Aquella noche, como era un domingo tan raro, las gaviotas decidieron violar a las viudas de los marineros para mejorar su tristeza, para redondear el vacío que ellas presintieron en su noche de bodas, el miedo que habían renovado cuando esa mañana se descubrió por casualidad el corazón amarillo del niño muerto.
Dos hijos tuvo cada mujer, uno quería ser pez y otro quería ser pescador. Ella, que siempre había vivido arriba, donde la muerte de los besos se olvida tejiendo la colcha en la que otras palomas dejarán la sangre, dijo que la solución sería traer un mar a trozos de mar de otros pueblos, recobrar, al menos, el pedazo de agua que se puede ver desde las olas hasta el horizonte.
Ella, no sin cierta melancolía, también tuvo que dar a luz y a bruma dos hijos. Pero como uno de ellos dijo que quería ser labrador, a su hermano no le quedó más remedio que ser tierra.

Pero aquel mar era distinto. Tenía un color parecido, su movimiento, su cadencia, su ritmo eran similares a los que tuvo el anterior. Incluso era más hermoso el verde que cogía al atardecer. Era incluso más cálido. Pero ese mar era distinto.

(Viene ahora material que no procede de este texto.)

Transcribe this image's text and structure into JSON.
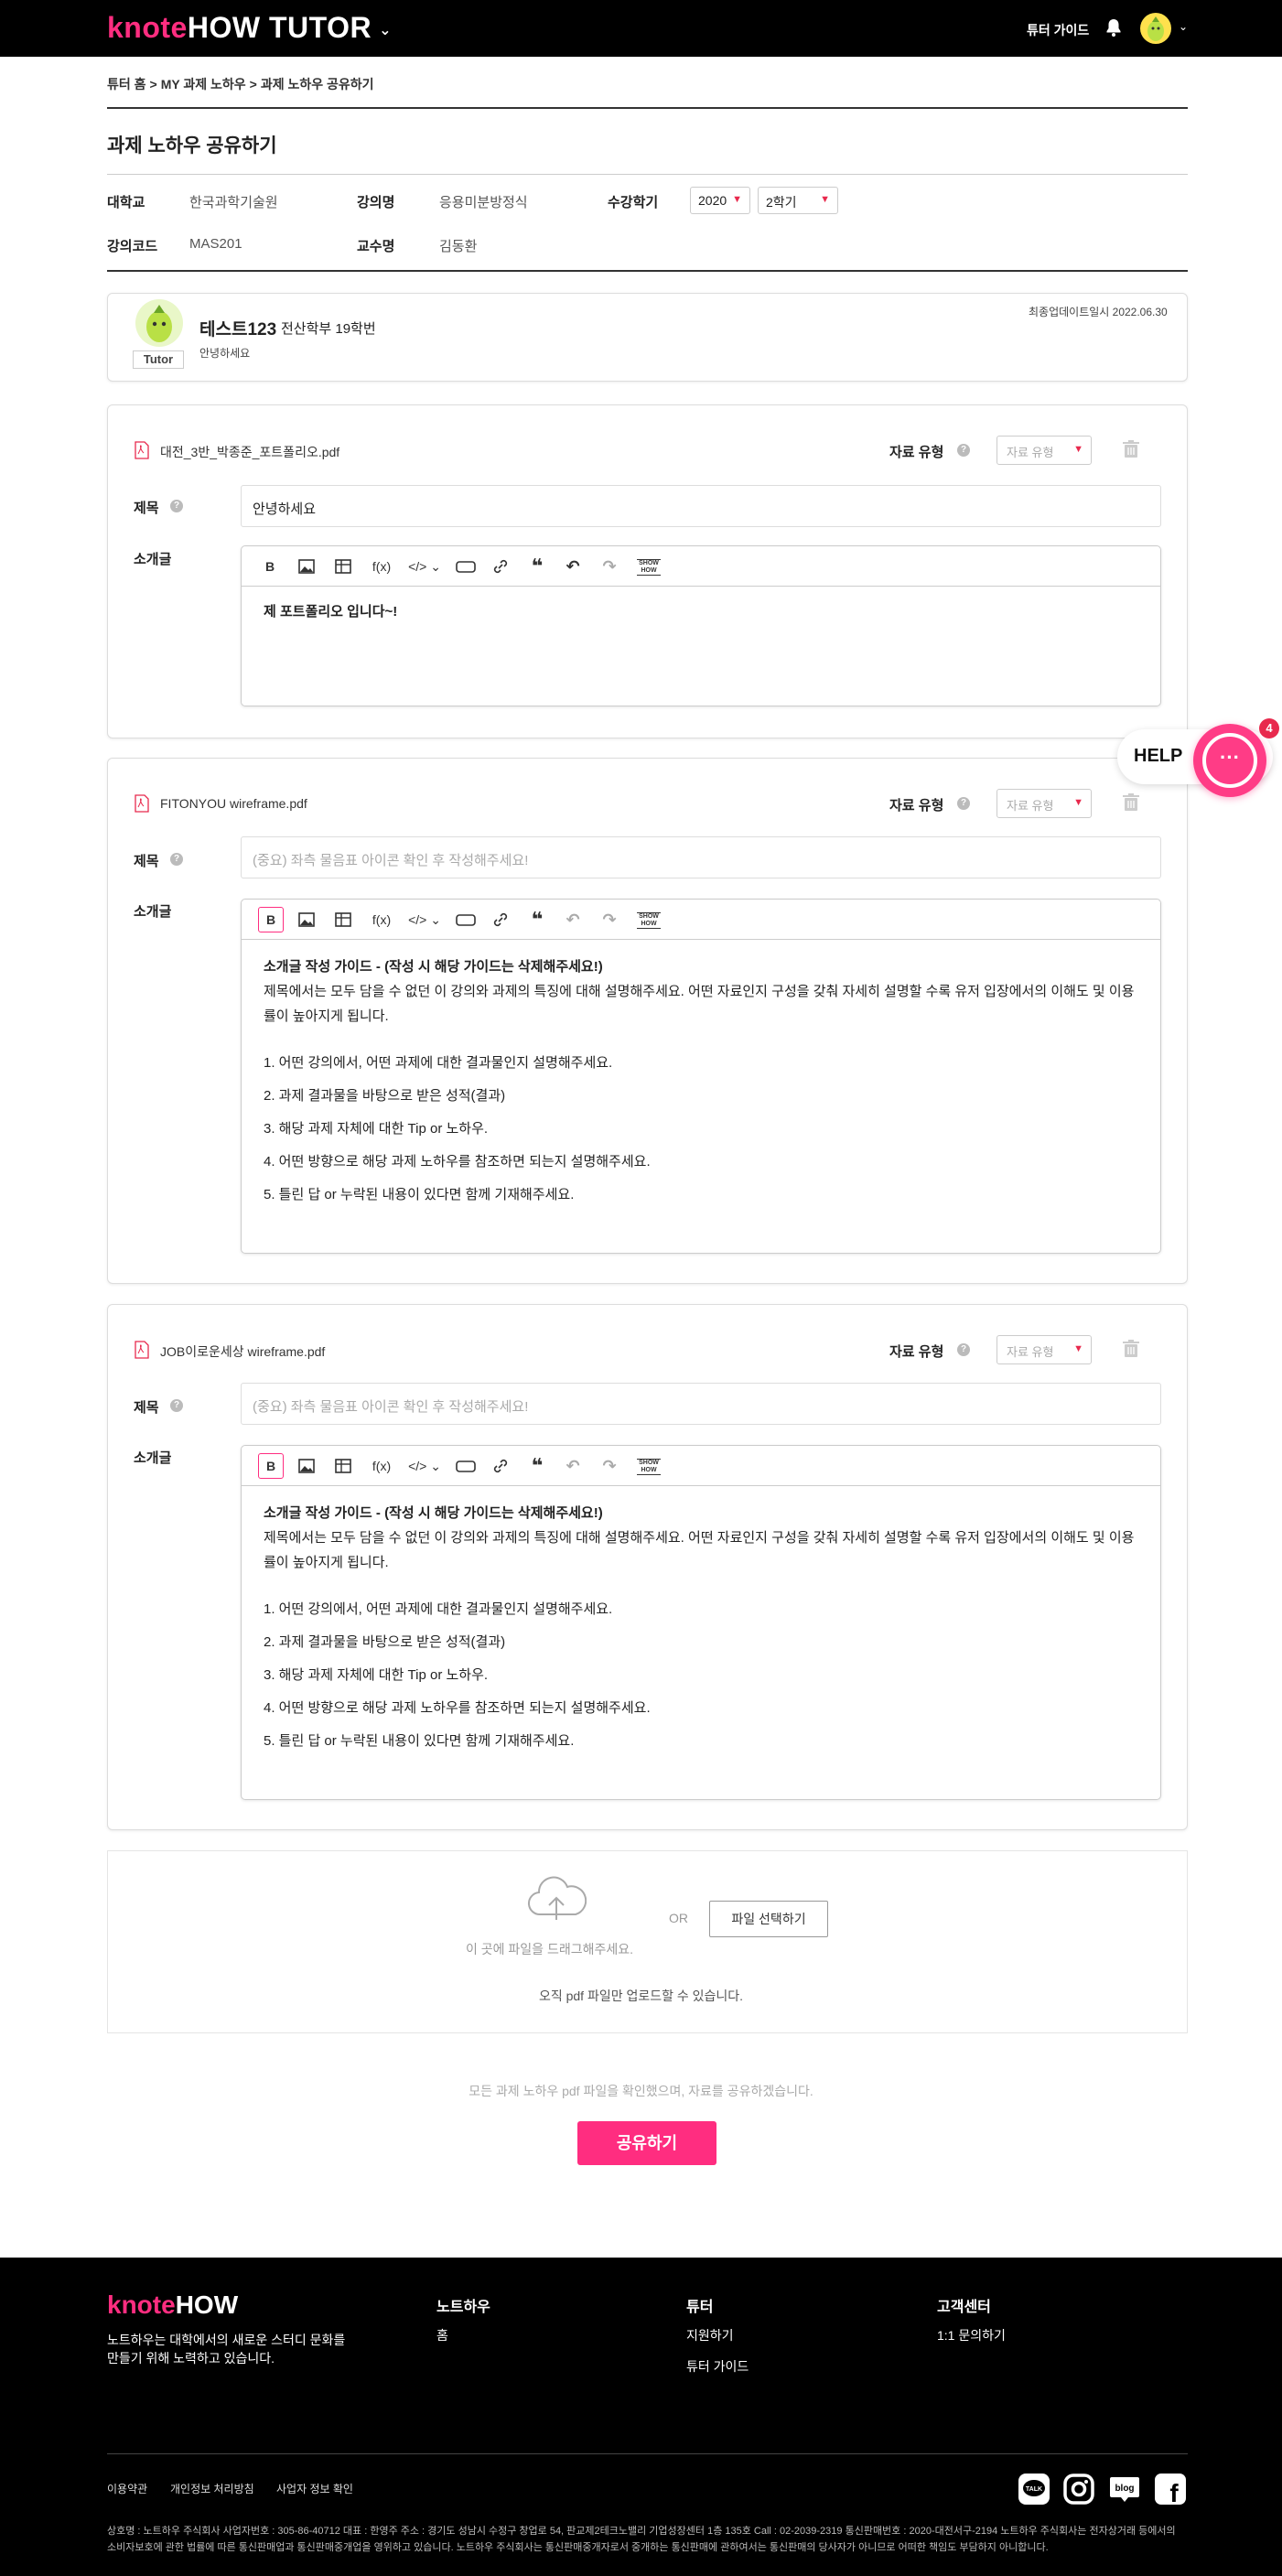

Esto se descubrió por casualidad una de esas mañanas sin bruma que hacen que el faro no sólo tenga aquel sabor eléctrico y astillado de su ojo y de los buques. Una de esas mañanas en las que todos los indicios del sopor todavía apuntan a la ventana, esa ventana que recorta el cielo limpio, sin nubes, como si fuera una fotografía que se ha quedado en alguna región que no es ni la tristeza ni el cansancio ni la luna. Era soleado.

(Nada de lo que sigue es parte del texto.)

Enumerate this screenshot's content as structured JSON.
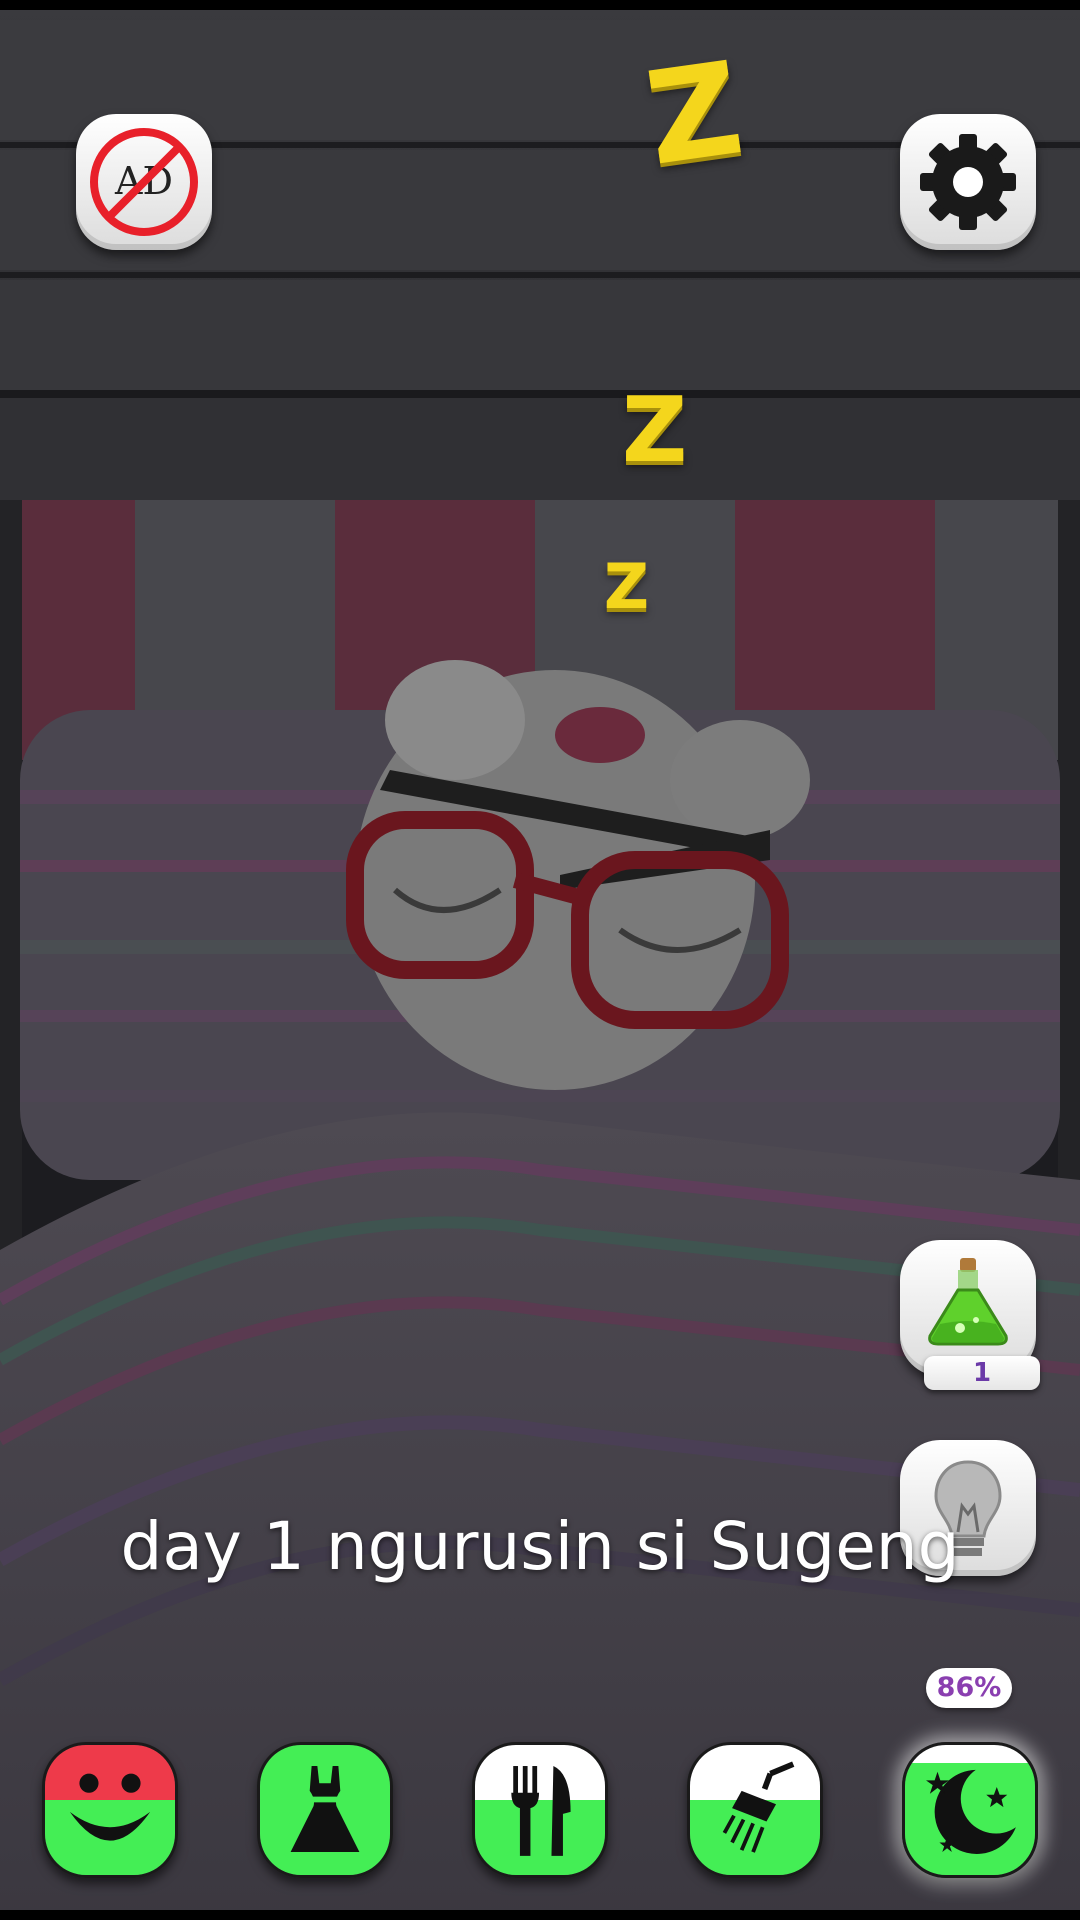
{
  "caption": "day 1 ngurusin si Sugeng",
  "zzz": [
    "Z",
    "Z",
    "Z"
  ],
  "buttons": {
    "no_ads": {
      "label": "AD",
      "icon": "no-ads-icon"
    },
    "settings": {
      "icon": "gear-icon"
    },
    "potion": {
      "icon": "potion-icon",
      "count": "1"
    },
    "lightbulb": {
      "icon": "lightbulb-icon"
    }
  },
  "bottom_nav": {
    "items": [
      {
        "name": "happiness",
        "icon": "smiley-icon",
        "level": 0.58,
        "accent": "#ee3a4a"
      },
      {
        "name": "wardrobe",
        "icon": "dress-icon",
        "level": 1.0,
        "accent": "#44ee55"
      },
      {
        "name": "food",
        "icon": "fork-knife-icon",
        "level": 0.58,
        "accent": "#44ee55"
      },
      {
        "name": "hygiene",
        "icon": "shower-icon",
        "level": 0.58,
        "accent": "#44ee55"
      },
      {
        "name": "sleep",
        "icon": "moon-stars-icon",
        "level": 0.86,
        "accent": "#44ee55"
      }
    ],
    "sleep_percent": "86%"
  },
  "colors": {
    "accent_green": "#44ee55",
    "accent_red": "#ee3a4a",
    "zzz_yellow": "#f4d61c",
    "percent_purple": "#8a3fb0"
  }
}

Pero aquel día de claridad, a los niños del pueblo se les olvidó que tenía que dolerles la cabeza y morirse sin razón. Y a todos los que hubieran tenido que pasear por la playa sin mayor motivo que los recuerdos, se les olvidó rercordar. Nadie recordó nada suyo.
Vagaron por las calles, chocaron el vacío de sus ojos por todas las paredes, los desconchones, las ventanas abiertas, por todo aquello que no da reflejo, que no podía reconocerlos. Sus pasos se perdían y entrelazaban y todos los recuerdos tenían rostros y piernas que no eran suyos y que no eran de aquel alguien a quien mordieron como se muerde algo que ya no sabían qué era, pero que debió ser agradable.

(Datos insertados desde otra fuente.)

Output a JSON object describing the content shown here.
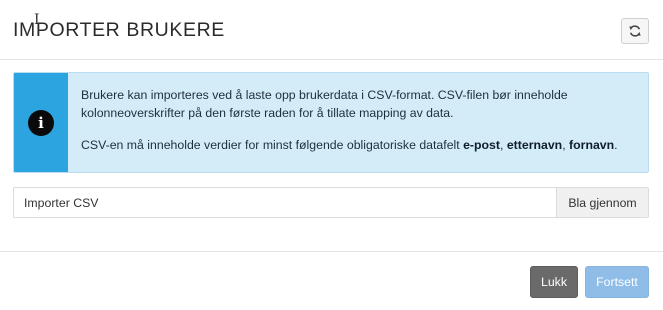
{
  "header": {
    "title": "IMPORTER BRUKERE",
    "refresh_icon": "refresh-icon"
  },
  "info": {
    "icon": "info-icon",
    "icon_glyph": "i",
    "paragraph1": "Brukere kan importeres ved å laste opp brukerdata i CSV-format. CSV-filen bør inneholde kolonneoverskrifter på den første raden for å tillate mapping av data.",
    "paragraph2_prefix": "CSV-en må inneholde verdier for minst følgende obligatoriske datafelt ",
    "required_fields": [
      "e-post",
      "etternavn",
      "fornavn"
    ],
    "separator": ", ",
    "paragraph2_suffix": "."
  },
  "file_input": {
    "label": "Importer CSV",
    "browse_label": "Bla gjennom"
  },
  "footer": {
    "close_label": "Lukk",
    "continue_label": "Fortsett"
  },
  "colors": {
    "info_bg": "#d4ecf8",
    "info_accent": "#2ba4e0",
    "close_btn": "#6a6a6a",
    "continue_btn": "#8fbde8"
  }
}
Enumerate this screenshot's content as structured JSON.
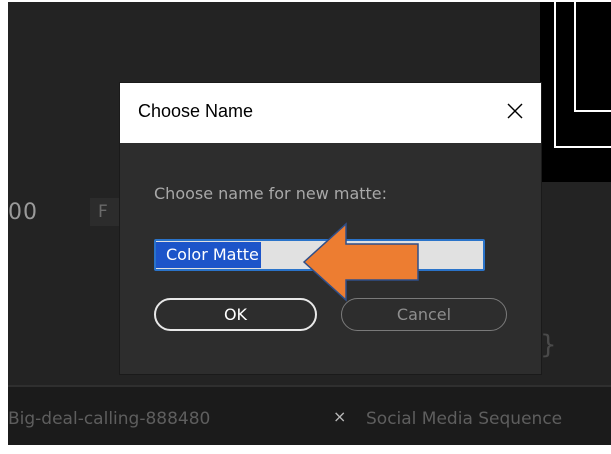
{
  "background": {
    "timecode_partial": "00",
    "fit_dropdown_partial": "F",
    "bracket_glyph": "}"
  },
  "bottom_tabs": {
    "left_tab_label": "Big-deal-calling-888480",
    "close_glyph": "×",
    "right_tab_label": "Social Media Sequence"
  },
  "dialog": {
    "title": "Choose Name",
    "close_icon": "close-icon",
    "prompt": "Choose name for new matte:",
    "input_value": "Color Matte",
    "ok_label": "OK",
    "cancel_label": "Cancel"
  },
  "annotation": {
    "arrow_icon": "arrow-left-icon",
    "arrow_color": "#ed7d31"
  },
  "colors": {
    "app_background": "#1f1f1f",
    "dialog_background": "#2d2d2d",
    "selection_highlight": "#1c54c9",
    "input_border": "#2a73c9"
  }
}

Ella, que siempre había vivido mundo adentro, donde la sangre siempre es antigua y siempre renueva sus siglos, pensó que todo eso no era alegre, había demasiada gente en el puerto, demasiada gente y demasiados peces moribundos. Las velas y las redes ya no estaban vacías ni rotas, pero sí los recuerdos, que llegaban empujados por un viento despistado, torpe, que venían a trozos, a retazos. Y eso no era alegre, eran otras manos, otras caderas, otra boca, unos dientes que primero apretaban con más fuerza y luego eran otros dientes. Y detrás de la ventana siempre había otro, alguien nublado que siempre era distinto. Y ella sabía que ese recuerdo no era suyo, que venía y se instalaba y la invadía y le traía una tristeza que no era suya, porque ella pudo llegar a saber la existencia de un hueco, algo que se había perdido o escapado y no era posible recordar qué fue.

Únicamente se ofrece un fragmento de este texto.